Alles was mit Dante und seiner Verhaftung zusammenhing ging erst mal durch mich. Ich hatte ihn da reingebracht, also war das mindeste was ich machen konnte, alles von außen so zu lenken, dass es ihm da drin einigermaßen gut ging.
Er wurde durch mich von der Einzelhaft entlassen und ich hatte die Gefängniswärter bestochen, damit sie ihn in den selben Block wie Vincenzo taten.
Dante und Vincenzo wussten nichts davon und das war auch besser so, ansonsten hätten sie die Anwälte niemals angenommen, die ich davon überzeugt hatte, sie zu vertreten.
"Ja?", sprach ich mit flauem Magen in den Hörer.
"Herr Brent? Wir haben ein Problem", kam es von der anderen Seite des Telefons zurück.
Fuck.
Ich lief verzweifelt und wutentbrannt zugleich auf und ab.

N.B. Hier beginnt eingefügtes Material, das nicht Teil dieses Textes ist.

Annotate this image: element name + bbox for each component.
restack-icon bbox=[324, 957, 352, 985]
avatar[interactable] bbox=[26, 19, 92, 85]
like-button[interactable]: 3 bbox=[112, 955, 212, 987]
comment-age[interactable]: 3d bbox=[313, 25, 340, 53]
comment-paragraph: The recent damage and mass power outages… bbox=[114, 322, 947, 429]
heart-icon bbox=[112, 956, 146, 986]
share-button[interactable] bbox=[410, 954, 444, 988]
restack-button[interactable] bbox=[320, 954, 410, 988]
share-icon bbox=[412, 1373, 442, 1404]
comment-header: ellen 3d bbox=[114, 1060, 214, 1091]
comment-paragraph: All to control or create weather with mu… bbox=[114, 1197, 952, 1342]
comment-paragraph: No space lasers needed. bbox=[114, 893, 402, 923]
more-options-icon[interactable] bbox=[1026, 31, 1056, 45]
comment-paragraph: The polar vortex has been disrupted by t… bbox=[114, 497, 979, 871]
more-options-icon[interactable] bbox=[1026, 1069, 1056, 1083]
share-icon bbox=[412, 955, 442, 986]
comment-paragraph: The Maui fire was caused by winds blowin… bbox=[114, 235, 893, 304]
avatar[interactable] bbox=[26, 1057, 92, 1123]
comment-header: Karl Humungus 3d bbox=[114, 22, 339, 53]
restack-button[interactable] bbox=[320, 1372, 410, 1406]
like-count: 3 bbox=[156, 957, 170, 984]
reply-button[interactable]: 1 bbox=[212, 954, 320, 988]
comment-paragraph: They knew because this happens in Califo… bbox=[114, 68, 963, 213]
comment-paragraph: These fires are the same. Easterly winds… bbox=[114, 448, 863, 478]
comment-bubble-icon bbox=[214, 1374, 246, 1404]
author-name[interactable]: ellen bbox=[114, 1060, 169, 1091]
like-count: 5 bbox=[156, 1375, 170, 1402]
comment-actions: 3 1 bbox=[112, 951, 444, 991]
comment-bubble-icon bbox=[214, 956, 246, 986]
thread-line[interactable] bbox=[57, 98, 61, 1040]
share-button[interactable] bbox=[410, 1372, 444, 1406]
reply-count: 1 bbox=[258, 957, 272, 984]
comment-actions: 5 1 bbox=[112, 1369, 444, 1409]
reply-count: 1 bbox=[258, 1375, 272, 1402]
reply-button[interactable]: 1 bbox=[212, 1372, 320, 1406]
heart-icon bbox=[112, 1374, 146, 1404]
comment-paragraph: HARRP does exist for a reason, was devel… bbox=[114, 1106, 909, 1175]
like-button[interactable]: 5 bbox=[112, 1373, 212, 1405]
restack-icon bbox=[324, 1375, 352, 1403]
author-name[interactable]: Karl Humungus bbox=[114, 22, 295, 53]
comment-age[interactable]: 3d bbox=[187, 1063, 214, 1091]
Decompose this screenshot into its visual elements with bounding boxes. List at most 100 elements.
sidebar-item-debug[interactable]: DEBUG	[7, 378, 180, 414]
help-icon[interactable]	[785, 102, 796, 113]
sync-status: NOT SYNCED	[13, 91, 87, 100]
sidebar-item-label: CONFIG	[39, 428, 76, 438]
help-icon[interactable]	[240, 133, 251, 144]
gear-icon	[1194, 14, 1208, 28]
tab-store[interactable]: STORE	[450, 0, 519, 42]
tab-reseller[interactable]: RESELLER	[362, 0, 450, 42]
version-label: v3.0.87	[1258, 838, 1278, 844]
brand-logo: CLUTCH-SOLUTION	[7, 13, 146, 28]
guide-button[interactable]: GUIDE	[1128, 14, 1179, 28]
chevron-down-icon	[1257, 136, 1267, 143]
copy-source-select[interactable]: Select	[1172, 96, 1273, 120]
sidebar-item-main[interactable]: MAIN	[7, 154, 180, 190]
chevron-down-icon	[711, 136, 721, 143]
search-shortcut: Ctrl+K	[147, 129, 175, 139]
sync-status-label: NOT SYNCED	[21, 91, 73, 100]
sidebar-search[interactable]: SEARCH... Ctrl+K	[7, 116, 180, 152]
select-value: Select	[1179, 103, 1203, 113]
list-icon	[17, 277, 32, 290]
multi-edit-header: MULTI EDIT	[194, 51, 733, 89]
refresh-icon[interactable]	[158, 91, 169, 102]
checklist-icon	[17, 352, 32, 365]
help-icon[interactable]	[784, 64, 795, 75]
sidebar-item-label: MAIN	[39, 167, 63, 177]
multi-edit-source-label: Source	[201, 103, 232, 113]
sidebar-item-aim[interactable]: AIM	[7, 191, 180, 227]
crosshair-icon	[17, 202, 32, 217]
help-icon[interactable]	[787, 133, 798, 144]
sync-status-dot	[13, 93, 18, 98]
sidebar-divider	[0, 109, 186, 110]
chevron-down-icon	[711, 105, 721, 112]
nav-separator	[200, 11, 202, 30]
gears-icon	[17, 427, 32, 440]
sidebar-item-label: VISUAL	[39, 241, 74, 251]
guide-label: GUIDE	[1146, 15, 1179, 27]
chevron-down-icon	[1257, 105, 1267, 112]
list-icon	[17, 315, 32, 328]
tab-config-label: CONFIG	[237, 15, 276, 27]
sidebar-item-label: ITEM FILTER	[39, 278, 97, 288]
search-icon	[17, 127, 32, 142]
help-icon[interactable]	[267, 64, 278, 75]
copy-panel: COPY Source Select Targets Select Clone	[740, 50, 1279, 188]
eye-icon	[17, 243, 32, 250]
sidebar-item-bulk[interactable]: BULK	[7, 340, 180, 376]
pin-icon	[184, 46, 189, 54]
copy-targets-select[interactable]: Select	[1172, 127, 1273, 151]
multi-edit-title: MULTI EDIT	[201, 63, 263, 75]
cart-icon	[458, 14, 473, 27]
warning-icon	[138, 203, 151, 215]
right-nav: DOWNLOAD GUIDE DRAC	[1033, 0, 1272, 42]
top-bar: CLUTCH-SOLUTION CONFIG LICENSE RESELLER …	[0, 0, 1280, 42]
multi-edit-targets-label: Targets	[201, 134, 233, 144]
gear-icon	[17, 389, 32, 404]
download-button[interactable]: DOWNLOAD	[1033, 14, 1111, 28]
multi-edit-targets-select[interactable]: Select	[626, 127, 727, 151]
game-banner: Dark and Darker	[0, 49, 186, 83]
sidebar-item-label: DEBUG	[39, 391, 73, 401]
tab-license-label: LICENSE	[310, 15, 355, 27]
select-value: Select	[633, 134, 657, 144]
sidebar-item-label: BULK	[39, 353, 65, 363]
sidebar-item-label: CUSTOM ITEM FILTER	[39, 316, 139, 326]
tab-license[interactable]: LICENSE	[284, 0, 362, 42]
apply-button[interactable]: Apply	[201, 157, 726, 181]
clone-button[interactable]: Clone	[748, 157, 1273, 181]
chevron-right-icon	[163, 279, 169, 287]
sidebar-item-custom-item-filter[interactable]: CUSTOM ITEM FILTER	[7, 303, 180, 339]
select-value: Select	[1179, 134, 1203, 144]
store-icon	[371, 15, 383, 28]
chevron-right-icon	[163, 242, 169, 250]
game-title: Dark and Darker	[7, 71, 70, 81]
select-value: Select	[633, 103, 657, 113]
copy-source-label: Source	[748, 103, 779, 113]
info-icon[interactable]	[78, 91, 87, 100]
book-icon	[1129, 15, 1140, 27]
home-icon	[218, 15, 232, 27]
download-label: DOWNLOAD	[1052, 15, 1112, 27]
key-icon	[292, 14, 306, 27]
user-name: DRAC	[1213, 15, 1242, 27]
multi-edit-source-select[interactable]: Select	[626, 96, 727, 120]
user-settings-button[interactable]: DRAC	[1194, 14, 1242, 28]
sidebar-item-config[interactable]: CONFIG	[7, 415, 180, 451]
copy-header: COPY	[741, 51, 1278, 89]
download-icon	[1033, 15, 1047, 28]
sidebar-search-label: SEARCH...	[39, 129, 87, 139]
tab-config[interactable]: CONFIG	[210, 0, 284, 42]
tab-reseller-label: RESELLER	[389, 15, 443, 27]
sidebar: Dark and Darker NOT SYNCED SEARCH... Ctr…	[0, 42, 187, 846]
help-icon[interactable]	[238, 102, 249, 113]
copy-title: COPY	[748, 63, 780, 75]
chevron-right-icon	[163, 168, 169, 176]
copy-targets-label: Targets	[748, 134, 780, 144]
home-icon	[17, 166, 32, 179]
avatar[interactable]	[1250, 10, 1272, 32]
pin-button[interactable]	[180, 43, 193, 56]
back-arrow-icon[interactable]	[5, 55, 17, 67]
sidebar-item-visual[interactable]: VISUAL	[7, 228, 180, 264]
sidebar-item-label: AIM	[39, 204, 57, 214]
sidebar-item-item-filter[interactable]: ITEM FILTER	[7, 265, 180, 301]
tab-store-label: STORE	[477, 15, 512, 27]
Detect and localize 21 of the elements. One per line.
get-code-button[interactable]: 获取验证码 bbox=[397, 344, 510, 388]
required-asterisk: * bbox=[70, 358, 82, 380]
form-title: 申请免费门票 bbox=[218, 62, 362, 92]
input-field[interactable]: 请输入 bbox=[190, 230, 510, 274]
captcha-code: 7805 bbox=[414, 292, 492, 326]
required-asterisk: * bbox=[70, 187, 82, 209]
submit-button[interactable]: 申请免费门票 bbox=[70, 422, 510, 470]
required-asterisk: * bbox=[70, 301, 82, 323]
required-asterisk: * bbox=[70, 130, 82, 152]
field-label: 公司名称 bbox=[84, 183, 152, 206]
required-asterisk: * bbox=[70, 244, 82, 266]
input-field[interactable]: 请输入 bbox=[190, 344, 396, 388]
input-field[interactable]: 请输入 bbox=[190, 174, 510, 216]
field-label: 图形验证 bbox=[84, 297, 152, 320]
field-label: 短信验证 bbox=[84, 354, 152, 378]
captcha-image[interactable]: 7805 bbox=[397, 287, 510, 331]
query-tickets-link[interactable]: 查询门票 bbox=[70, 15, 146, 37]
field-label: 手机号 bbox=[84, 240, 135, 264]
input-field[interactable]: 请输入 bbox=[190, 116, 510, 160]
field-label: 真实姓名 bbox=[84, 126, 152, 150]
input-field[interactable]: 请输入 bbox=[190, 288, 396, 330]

Schlaf war für mich gestrichen und unglaubliche Kopfschmerzen angesagt. Mir war regelrecht schlecht und seitdem Anruf konnte ich nicht ruhig sitzen.
Frustriert schmiss ich das Whisky Glas auf den Boden. Es zerschmetterte auf dem Parkett und die gold-braune Flüssigkeit breitete sich aus.
"Fuck!", schrie ich und fuhr mir durch die Haare.
Ich würde ihn nicht sterben lassen. Ich hatte genug scheiße angerichtet. Mein Bruder war ein Flüchtender vor der gesamten Polizeigewalt Amerikas, Dawn unauffindbar, Angelo ohne Geld, um für seine Mutter zu sorgen, Vincenzo im Knast und Aurora...Gott Aurora...
Ich konnte mich nicht mehr halten und fiel auf die Knie, direkt in die Pfütze aus Alkohol.
Meine Kehle schnürte sich zu und Schluchzer entwichen mir.
Ich würde ihn nicht sterben lassen und wenn es das Letzte war, was ich tat!